Depending on how far you want to take your kit, memory testing applications (such as MemTest) quickly become redundant. Once you’re running over 2,500MHz, chances are your system won’t ever be 100% stable, and such programs are only pointing out the obvious – that this system is now only good for quick benchmarks and not a whole lot else.

If you’re having trouble finding stability, try to resist the urge to simply brute force the chip with enormous voltages.  Take a few steps backwards to a BIOS save that you know works well (saving stable clock profiles is very important) or start again in a fresh profile. Don’t forget that the more RAM sticks installed, and the higher the density of your DIMM, will have an impact on performance, so don’t get too frustrated if you can’t break 2,600MHz CL9 on your new 16GB kit.

If you are after a bit of fun with RAM overclocking in particular, AMD’s Fusion series is actually rather entertaining. The IMC is surprisingly robust, and given the current and past success on the Belgian overclocking fanatics HWBot’s ladders (with the current record of 3,900MHz) we’d say it’s a good way to learn the ropes of RAM overclocking, and also understand the settings your RAM requires to be pushed to its limits before moving it over to an Intel IMC for other benchmarks. Another obvious bonus of the Fusion setup is the relatively small cost involved, should you have any breakages or want to change systems in the future.

It’s very important to save profiles for each of your RAM kits, if you don’t you’ll quickly forget which settings were required for each kit to function optimally.


The list of benchmarks we can run isn’t all that long when it comes to RAM overclocking.
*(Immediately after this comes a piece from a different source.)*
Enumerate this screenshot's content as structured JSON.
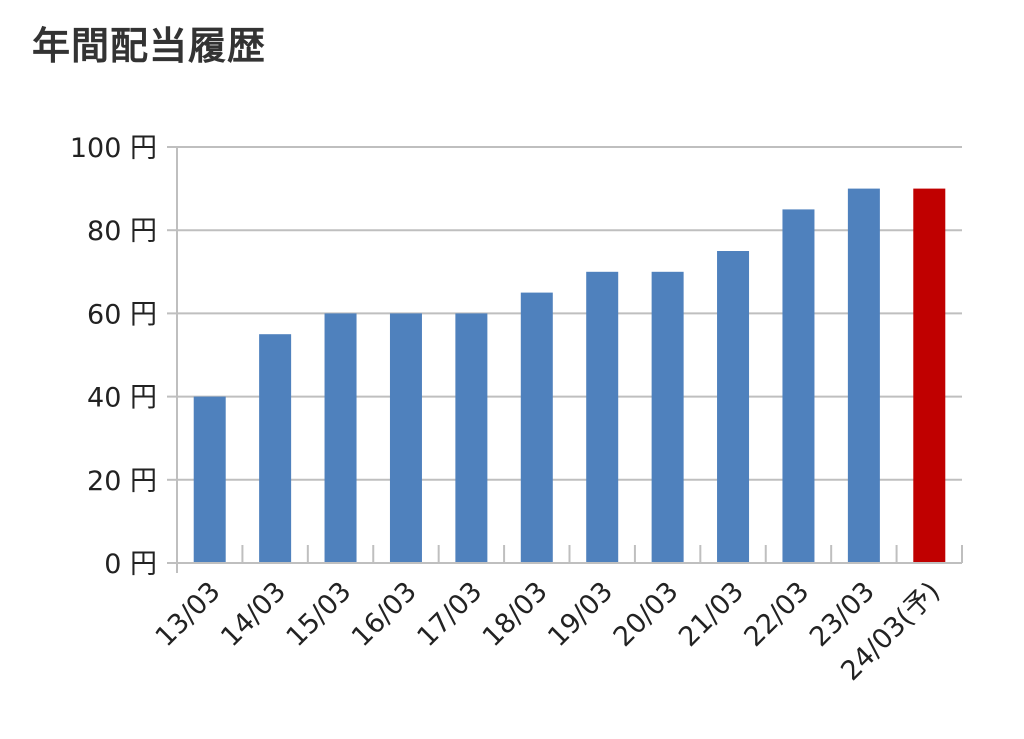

MaxxMem is officially supported by HWBot, though not many overclockers tend to use it, which leaves SuperPi and PiFast as some of our favorites, despite CPU speeds having a heavier influence on results.

Other recommended benchmarks are AIDA64 (Memory Suite) and Sandra 2012. However, given their slightly more complex software, they are more prone to crashes at high clocks when compared to Pi calculations.

Arguably, the most popular form of competing with memory overclocking would be for frequency records. This is fairly self-explanatory, and currently dominated by the AMD Fusion series. For these records the system does not actually have to be benchmark stable; only stable enough to POST, load Windows and capture a verified screenshot using CPU-Z.  Cache timings are not important either, so generally expect to see numbers around CL15 or so for most frequency records.

Here are the default selections for RAM frequency, this can be increased further on most boards by changing the BUS/CPU:RAM ratio.

And that’s all you need to know. Now go forth, and set some records!